Judith Flanders

A palace in miniature

There’s nothing like a really good wallow in nostalgia.

issue 13 November 2010

There’s nothing like a really good wallow in nostalgia.

There’s nothing like a really good wallow in nostalgia. And if it can be arranged so that the nostalgia is for a time that never was, that’s even better. So it is hardly surprising that when, after the horrors of the first world war, Princess Marie Louise, Queen Victoria’s granddaughter, approached Sir Edwin Lutyens to design a dolls’ house for Queen Mary, they settled stylistically on creating a house firmly rooted in that semi- mythical long Edwardian pre-war summer, when God was clearly an Englishman, his home was his (miniature) castle, and his servants were, decently, not only omnipresent but also invisible. It is this invisibility, ultimately, that makes dolls’ houses so wonderful: they become a blank slate, a world empty of mess, of history, of emotion, of trauma.
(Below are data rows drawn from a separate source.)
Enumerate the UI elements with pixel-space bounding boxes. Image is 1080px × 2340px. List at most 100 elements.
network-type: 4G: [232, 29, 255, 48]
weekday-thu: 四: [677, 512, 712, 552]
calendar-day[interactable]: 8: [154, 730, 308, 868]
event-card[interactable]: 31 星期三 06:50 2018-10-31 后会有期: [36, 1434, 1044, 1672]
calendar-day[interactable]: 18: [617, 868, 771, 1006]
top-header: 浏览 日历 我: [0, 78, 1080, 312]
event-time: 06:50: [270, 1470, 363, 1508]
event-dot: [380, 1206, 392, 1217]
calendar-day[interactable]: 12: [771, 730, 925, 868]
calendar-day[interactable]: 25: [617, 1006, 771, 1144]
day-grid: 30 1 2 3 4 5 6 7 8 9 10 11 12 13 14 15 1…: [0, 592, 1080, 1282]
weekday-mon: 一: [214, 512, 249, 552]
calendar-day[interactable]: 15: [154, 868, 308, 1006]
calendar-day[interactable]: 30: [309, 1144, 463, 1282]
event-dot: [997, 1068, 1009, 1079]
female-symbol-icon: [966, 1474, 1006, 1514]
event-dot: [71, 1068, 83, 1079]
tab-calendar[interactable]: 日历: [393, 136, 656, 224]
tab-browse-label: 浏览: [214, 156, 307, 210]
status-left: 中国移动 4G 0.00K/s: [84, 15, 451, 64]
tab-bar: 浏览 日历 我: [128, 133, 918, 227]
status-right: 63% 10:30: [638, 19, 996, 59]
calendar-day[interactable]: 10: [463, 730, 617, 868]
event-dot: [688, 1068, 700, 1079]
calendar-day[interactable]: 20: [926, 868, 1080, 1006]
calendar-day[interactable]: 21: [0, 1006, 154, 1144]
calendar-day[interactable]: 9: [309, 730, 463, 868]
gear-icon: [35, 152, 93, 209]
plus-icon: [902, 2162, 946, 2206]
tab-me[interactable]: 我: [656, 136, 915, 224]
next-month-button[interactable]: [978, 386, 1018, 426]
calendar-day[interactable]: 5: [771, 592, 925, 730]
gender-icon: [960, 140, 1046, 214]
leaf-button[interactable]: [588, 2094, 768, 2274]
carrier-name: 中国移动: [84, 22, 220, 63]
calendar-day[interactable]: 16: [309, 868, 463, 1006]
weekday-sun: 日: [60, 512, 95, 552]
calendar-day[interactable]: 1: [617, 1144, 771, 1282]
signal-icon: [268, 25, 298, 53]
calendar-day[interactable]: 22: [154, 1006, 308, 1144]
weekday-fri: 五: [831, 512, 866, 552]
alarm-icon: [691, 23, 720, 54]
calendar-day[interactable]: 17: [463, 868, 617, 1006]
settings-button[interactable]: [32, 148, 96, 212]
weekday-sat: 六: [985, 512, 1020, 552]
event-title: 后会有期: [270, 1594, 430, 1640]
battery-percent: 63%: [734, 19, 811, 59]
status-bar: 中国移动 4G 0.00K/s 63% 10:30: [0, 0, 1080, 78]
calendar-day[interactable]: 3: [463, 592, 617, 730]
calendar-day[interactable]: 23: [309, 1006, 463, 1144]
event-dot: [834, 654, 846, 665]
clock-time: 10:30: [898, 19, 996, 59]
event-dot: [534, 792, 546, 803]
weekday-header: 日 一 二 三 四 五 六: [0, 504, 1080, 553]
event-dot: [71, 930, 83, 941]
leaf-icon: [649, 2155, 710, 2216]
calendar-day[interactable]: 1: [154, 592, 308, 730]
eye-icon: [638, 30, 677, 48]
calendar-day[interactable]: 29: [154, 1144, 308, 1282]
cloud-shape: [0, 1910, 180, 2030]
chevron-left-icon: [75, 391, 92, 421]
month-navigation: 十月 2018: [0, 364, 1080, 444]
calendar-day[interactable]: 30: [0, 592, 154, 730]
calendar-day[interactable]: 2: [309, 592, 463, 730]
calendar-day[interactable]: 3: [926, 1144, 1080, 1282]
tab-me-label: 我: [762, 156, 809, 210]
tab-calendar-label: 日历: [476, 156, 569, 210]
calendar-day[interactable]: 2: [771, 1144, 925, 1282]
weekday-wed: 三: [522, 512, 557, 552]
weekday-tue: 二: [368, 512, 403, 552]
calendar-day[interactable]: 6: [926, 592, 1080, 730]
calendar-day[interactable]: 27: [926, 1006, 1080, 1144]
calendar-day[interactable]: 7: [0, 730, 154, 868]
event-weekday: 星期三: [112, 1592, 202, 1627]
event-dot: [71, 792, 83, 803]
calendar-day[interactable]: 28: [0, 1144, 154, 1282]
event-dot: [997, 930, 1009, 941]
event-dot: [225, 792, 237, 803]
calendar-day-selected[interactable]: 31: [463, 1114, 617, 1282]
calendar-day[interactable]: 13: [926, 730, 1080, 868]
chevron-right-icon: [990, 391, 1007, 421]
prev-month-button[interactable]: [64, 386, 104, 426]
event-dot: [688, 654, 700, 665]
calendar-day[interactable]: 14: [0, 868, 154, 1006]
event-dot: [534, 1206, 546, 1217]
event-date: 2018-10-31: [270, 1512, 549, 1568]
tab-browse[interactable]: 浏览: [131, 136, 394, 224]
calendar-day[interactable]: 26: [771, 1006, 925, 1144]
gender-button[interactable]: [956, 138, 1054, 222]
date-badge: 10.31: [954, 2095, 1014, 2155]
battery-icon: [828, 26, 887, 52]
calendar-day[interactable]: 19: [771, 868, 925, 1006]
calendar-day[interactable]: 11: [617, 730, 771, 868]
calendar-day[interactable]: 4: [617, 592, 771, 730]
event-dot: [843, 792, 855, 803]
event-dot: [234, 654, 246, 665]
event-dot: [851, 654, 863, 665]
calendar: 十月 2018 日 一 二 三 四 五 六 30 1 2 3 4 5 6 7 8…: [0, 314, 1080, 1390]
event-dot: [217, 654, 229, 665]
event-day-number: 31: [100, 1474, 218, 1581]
The idea of a dolls’ house for a grown woman was odd, but Lutyens was no stranger to eccentricity. On visiting Simla in 1912, he had commented:

If one was told that the monkeys had built it all, one could only say, ‘What wonderful monkeys — and they must be shot, in case they do it again.’

Similarly, Queen Mary’s dolls’ house is a magical world, but one would not like it done again, created as it was out of a mindset of obsequiousness and hierarchy of birth over merit that has, thankfully, all but passed away. Not, of course, that one would know any of this from Lucinda Lambton’s delightful romp around the miniature world at Windsor, published as it is by the Royal Collections.

As the National Trust has found out in their full-sized properties, the rooms that people like most are not the great reception rooms, the stately-home stage-sets, but the ‘real’, the places which we can in our imaginations, more or less, transport to our own lives: the bathrooms, the kitchen, the pantry.